If your Toddler is too clingy or overbearing, you should start by trying to create certain boundaries but without pushing away your child. Start by teaching them other ways of being affectionate without needing to be too touchy-feely with you or others your child encounters. If, by chance, your child does not understand these boundaries, try to explain to your child about the personal bubble concept. You should tell your child about the germs they will either spread or get on them if they are too touchy or overbearing to strangers or others they just met. Explain to your child they can give others a simple hug, and they can smile at others. They can also shake hands with others, but once they change their behavior and become overbearing, it is when your child has crossed the line.
Personal Bubble Concept
By teaching and showing your child the Personal Bubble Concept, they will begin to see how they do not like to be constantly clung to or having someone hovering over them while they play or relax. They will also begin to see how they have been treating you or others in your house, especially if you begin to act just like they did. Your child will slowly over time begin to change their attitude and body language after seeing the effects of the Personal Bubble Concept you both have done together. Create a game to explain to your child the meaning of a personal bubble; if your child touches your bubble, then they lose. If your child does not touch your bubble, then they receive a reward or a prize for following the game rules properly.
Teach Your Toddler the Scary Side of Being Too Affectionate
If your child is above a certain age and is still being too affectionate, try and explain a few important ideas to them. Like how dangerous being too affectionate can be when they get older if they continue to be too affectionate. Tell them about the numerous dangers within this world that could happen to them or what they could see in this world to those who continue to be overbearing or too affectionate.
Either your child will learn from you with everything you have sat down and told them, or they will come to find out themselves as they get older. Tell your child about the downside of being too affectionate. AS well as how other people might come into contact at some point in their lives will not like others who are affectionate. Explain to your child there are scary people in the world who do not understand the difference between being nice, being too affectionate can harm them.

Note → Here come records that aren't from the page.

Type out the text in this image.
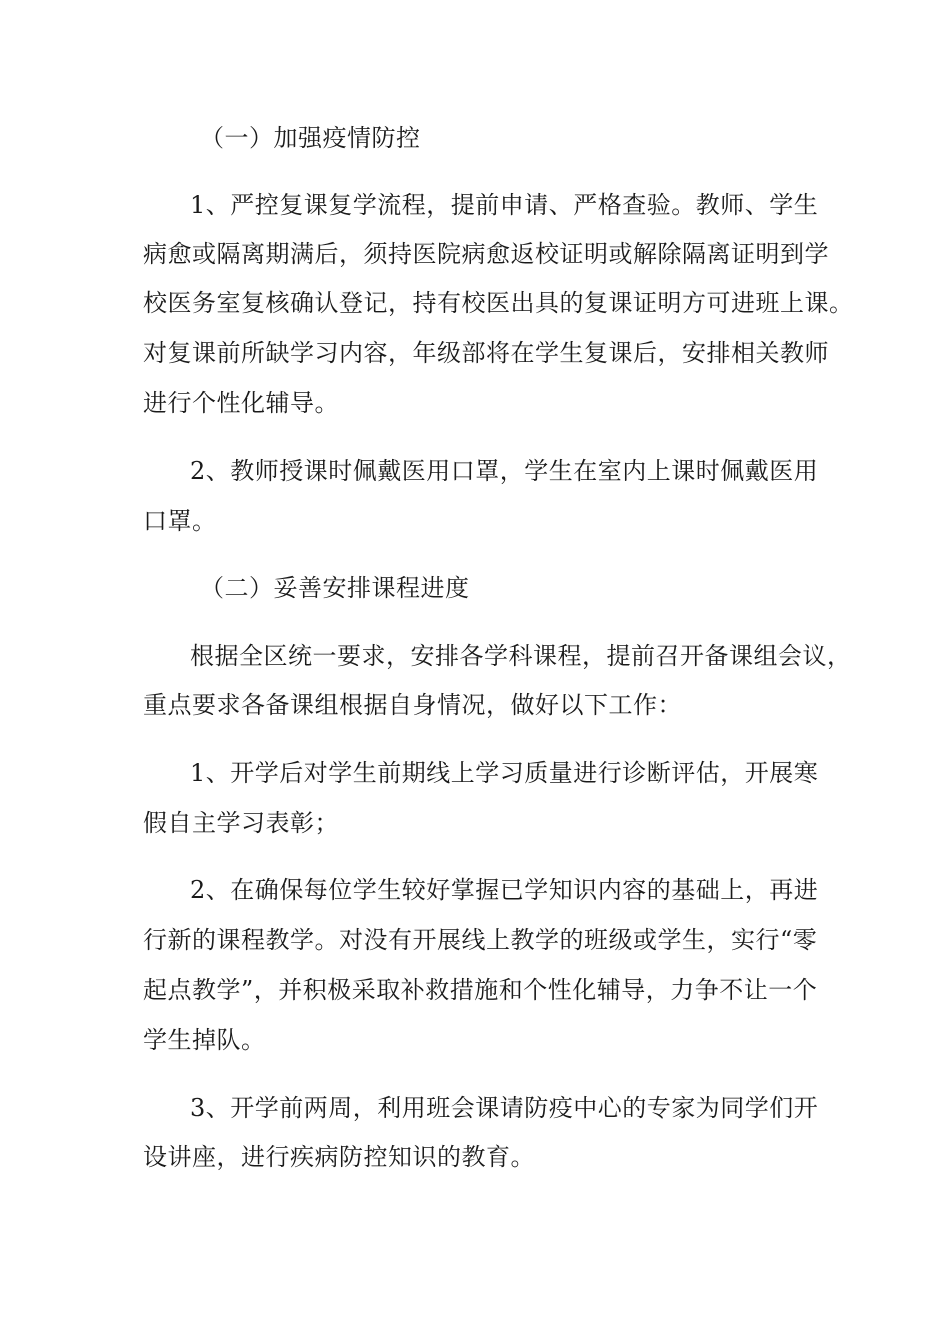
（一）加强疫情防控
1、严控复课复学流程，提前申请、严格查验。教师、学生
病愈或隔离期满后，须持医院病愈返校证明或解除隔离证明到学
校医务室复核确认登记，持有校医出具的复课证明方可进班上课。
对复课前所缺学习内容，年级部将在学生复课后，安排相关教师
进行个性化辅导。
2、教师授课时佩戴医用口罩，学生在室内上课时佩戴医用
口罩。
（二）妥善安排课程进度
根据全区统一要求，安排各学科课程，提前召开备课组会议，
重点要求各备课组根据自身情况，做好以下工作：
1、开学后对学生前期线上学习质量进行诊断评估，开展寒
假自主学习表彰；
2、在确保每位学生较好掌握已学知识内容的基础上，再进
行新的课程教学。对没有开展线上教学的班级或学生，实行“零
起点教学”，并积极采取补救措施和个性化辅导，力争不让一个
学生掉队。
3、开学前两周，利用班会课请防疫中心的专家为同学们开
设讲座，进行疾病防控知识的教育。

Reassure Your Toddler About the Positive Ways to Be Affectionate
Not all affectionate children or gestures are terrible, but once your child starts to cross boundaries, then you might have a problem. But teaching your child how to be affectionate correctly, showing them when to be affectionate and when not to should be one of the key ideas you should think about first. Tell them there is a time and a place to be overly affectionate such as Birthdays, Family Gatherings, and Weddings. Give your child scenarios about times where they can be affectionate or overbearing, as well as when affection shouldn’t be present. Always remember to explain to your child hugs are a positive way of showing affection, but kisses and holding on to someone for a long period is a negative way of showing affection.

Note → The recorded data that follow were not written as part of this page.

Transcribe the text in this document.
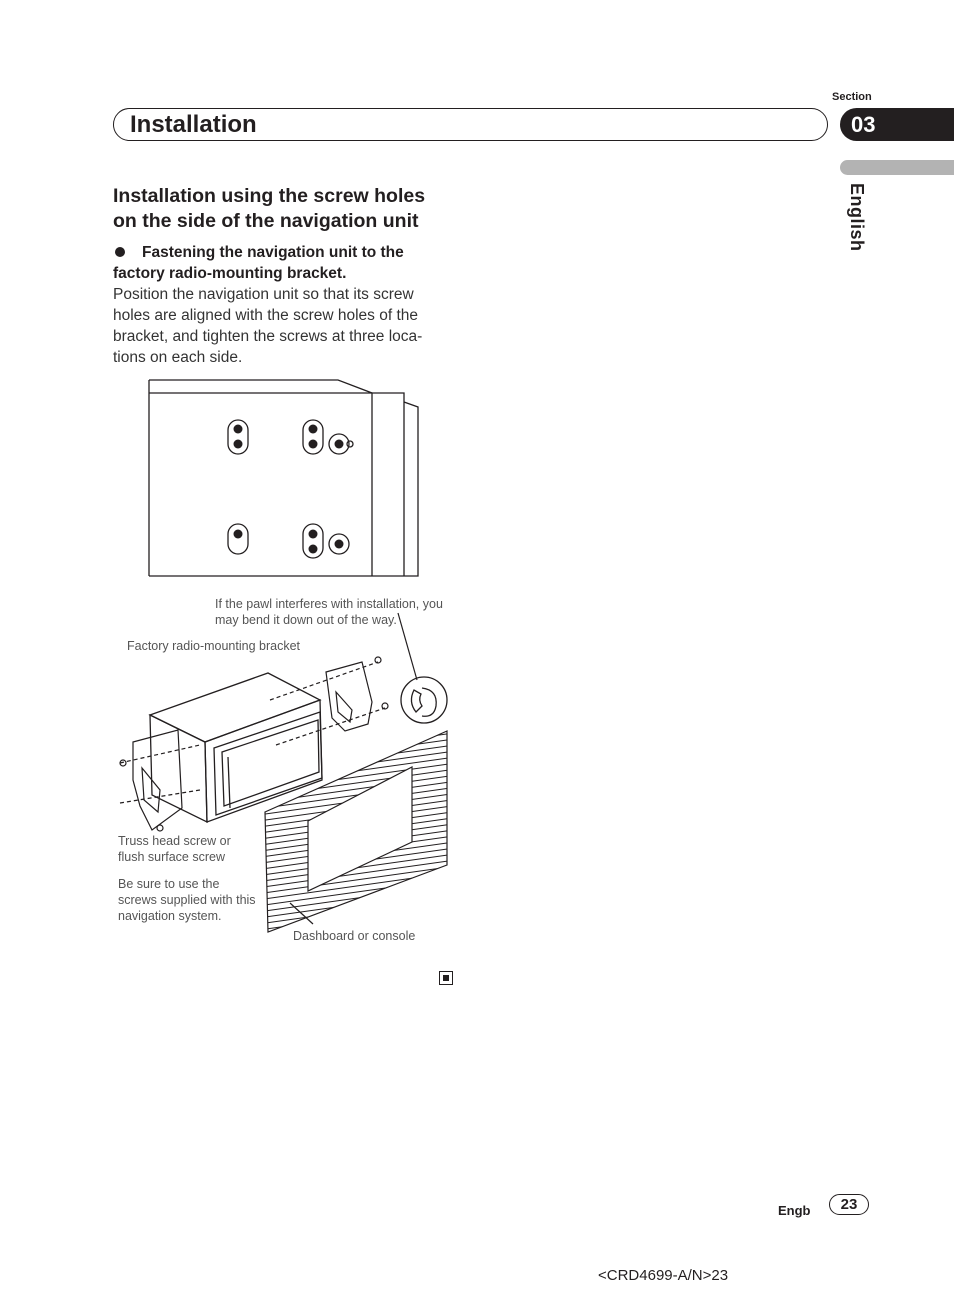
Section
Installation	03
English
Installation using the screw holes on the side of the navigation unit
Fastening the navigation unit to the factory radio-mounting bracket.
Position the navigation unit so that its screw holes are aligned with the screw holes of the bracket, and tighten the screws at three loca-tions on each side.
If the pawl interferes with installation, you may bend it down out of the way.
Factory radio-mounting bracket
Truss head screw or flush surface screw
Be sure to use the screws supplied with this navigation system.
Dashboard or console
Engb	23
<CRD4699-A/N>23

Always remember to stay positive if you feel your child does not understand the meaning of boundaries just yet, be persistent but not overbearing. Make a game out of it if you think a game might help your child understand boundaries with other people they encounter. Set up a reward chart for good personal boundary behavior, explain to your child the rules of the game as well as the reward part.

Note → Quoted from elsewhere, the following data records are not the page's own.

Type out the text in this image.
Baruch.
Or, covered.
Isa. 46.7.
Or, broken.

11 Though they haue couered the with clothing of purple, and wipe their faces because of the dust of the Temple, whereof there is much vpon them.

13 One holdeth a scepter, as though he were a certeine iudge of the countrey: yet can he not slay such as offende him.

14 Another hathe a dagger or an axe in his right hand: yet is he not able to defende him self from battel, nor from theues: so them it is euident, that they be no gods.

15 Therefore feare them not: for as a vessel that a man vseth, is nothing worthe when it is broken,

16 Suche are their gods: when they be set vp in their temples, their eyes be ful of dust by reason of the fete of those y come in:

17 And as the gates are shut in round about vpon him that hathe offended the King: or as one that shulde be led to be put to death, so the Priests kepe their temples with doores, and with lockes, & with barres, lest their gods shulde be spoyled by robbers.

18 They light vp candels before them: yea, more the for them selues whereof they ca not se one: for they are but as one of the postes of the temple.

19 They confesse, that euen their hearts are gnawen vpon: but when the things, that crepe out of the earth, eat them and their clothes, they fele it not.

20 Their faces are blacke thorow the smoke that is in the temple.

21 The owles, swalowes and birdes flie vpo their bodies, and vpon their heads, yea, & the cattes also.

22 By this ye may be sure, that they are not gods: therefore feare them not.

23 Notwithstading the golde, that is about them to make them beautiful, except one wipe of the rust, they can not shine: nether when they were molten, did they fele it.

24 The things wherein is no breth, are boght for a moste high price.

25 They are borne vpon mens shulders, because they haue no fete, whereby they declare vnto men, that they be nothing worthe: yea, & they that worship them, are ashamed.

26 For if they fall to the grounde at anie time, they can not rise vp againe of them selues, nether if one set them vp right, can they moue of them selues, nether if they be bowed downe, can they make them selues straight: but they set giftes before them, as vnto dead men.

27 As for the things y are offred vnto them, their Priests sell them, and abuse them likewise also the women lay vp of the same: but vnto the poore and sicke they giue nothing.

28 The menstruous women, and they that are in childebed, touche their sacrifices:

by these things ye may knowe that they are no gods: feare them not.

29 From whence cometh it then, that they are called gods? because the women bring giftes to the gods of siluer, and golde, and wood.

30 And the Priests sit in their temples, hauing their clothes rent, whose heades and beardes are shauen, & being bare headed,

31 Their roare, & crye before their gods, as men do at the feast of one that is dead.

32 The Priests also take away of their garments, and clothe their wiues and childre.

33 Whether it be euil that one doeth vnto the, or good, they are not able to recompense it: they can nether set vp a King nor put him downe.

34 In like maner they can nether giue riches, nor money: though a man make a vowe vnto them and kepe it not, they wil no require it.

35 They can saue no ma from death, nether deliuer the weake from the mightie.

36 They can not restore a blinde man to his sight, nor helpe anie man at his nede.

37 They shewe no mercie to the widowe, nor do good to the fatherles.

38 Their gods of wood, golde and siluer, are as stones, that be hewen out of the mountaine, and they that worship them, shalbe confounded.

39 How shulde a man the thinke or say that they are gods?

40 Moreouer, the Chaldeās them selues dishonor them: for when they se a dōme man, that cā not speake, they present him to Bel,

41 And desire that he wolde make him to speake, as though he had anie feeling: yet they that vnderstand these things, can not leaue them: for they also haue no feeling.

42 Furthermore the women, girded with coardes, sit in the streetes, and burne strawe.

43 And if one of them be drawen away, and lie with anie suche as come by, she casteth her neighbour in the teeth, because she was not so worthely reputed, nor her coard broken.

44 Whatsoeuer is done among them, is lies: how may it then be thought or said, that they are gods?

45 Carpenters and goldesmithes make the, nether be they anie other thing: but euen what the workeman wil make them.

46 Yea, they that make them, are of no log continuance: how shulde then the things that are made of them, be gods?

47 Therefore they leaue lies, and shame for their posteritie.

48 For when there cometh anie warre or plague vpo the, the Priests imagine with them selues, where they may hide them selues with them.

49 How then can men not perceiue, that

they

Your child will begin to see the real purpose of the reward chart you began doing for them as well as the purpose of the game you created for them. By staying positive while explaining to your child about boundaries and positive ways of being affectionate, your child will begin to see the effects of following your advice. With your reward chart, you can start as soon as you see signs of your child not grasping the concept of good personal boundaries with others they encounter, which will help your child understand even better.